The testing day on animals for human use is long and arduous, and many promising cures do not stand up to it. But a senior author of the research published this week in the journal Research and Alzheimer's Therapy USA Today said that if the vaccine is proven to be safe and effective during human testing, it could reduce the total number of dementia diagnoses by half.
Alzheimer's disease is the most common cause of dementia, which is the term used to describe symptoms of cognitive decline that cause memory, thinking and behavior problems.
The experimental vaccine can be a monumental breakthrough in the fight against dementia, with previous Alzheimer's vaccines causing harmful side effects, including brain inflammation. Recent tests on monkeys and rabbits have found that the vaccine works, causing the body to produce antibodies that reduce the buildup of amyloid and tau. Both proteins are typically indicative of the presence of degenerative brain disease in the body.
Doris Lambracht-Washington, a professor of neurology and neurotherapeutics at the University of Texas Southwestern Medical Center, said USA Today She believes the vaccine can prolong people's lives and prevent the disease from spreading to the brain.
"If the onset of illness could be postponed within five years, that would be enormous for patients and their families," said Lambracht-Washington. "The number of dementia cases may fall by half."

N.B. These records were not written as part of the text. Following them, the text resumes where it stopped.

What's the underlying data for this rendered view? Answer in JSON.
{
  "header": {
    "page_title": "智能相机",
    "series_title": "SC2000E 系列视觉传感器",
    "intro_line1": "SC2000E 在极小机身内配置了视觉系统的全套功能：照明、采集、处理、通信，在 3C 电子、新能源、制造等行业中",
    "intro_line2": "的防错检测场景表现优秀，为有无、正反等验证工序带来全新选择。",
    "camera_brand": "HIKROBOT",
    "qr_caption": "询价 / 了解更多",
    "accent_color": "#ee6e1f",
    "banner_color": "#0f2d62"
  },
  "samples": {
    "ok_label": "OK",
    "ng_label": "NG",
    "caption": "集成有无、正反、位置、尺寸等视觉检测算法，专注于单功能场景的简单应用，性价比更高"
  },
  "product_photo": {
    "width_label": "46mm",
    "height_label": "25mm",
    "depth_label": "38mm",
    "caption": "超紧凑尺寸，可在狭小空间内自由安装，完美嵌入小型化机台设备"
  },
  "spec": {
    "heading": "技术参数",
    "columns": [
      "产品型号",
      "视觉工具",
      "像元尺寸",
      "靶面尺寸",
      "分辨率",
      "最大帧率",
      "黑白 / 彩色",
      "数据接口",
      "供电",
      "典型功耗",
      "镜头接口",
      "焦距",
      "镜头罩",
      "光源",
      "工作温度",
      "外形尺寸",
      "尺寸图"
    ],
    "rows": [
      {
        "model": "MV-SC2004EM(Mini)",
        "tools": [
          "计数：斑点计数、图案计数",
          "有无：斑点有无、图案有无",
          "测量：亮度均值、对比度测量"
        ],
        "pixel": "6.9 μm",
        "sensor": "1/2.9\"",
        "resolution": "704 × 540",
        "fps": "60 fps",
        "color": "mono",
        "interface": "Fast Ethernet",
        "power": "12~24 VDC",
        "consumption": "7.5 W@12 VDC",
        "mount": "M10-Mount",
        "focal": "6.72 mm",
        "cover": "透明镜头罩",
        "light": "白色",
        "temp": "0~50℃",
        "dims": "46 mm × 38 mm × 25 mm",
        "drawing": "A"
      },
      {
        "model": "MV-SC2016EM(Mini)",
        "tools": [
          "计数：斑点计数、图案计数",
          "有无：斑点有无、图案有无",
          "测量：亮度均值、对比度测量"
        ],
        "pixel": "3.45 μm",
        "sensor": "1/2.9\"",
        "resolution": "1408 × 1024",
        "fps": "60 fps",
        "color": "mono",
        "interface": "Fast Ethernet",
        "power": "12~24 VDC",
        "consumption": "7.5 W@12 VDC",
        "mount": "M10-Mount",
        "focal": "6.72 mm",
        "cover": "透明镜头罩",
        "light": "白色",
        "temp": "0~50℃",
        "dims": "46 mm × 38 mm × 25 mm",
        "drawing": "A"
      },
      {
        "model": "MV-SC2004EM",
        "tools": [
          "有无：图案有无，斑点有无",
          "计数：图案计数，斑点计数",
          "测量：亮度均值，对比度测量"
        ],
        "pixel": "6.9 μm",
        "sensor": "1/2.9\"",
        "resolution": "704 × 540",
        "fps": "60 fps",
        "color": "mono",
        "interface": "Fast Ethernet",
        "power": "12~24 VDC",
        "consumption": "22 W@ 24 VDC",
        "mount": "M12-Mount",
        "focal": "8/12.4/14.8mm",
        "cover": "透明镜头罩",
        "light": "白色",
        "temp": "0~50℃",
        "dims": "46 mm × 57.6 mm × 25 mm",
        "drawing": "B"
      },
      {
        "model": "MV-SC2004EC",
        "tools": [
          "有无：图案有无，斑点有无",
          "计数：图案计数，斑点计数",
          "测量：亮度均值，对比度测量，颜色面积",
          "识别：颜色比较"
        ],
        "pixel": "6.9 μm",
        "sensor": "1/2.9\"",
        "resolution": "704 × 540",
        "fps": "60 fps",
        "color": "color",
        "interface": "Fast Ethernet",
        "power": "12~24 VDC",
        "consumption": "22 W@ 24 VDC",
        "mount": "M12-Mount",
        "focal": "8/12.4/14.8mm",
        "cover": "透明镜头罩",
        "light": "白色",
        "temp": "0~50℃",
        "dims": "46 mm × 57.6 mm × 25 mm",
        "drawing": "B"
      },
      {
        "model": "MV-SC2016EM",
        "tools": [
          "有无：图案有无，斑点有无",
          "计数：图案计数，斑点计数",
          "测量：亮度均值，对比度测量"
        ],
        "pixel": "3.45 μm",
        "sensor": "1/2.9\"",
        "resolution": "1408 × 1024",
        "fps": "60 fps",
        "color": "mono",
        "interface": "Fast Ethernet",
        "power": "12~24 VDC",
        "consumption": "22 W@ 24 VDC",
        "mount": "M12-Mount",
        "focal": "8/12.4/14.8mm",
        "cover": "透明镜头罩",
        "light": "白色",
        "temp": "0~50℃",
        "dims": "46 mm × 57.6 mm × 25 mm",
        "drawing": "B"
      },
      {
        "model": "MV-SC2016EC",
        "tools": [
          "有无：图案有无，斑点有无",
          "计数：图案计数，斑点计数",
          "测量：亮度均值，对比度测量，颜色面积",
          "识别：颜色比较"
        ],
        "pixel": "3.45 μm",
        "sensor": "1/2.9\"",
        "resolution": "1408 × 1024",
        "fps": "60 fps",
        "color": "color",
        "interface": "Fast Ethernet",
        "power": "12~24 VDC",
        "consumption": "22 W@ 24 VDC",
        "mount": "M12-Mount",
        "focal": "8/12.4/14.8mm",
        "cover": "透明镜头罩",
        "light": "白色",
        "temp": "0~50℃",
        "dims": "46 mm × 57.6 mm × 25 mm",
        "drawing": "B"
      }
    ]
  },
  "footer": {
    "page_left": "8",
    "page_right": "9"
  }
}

Two abnormal structures of proteins called plaques and tangles can accumulate in the brain and break down nerve cells. The new vaccine may be able to stop this buildup of these proteins without causing autoimmune inflammation, the researchers wrote.
According to the Alzheimer's Association, the disease is the sixth leading cause of death in the United States. About 5.7 million Americans live with Alzheimer's and researchers predict that number will rise to 14 million by 2050. Between 2000 and 2015, Alzheimer's disease-related deaths increased by 123 percent.
Update: This story has been updated to make it clearer that the experimental vaccine has only been tested on animals and that there are many tests to see if it could work in humans and be released to the public.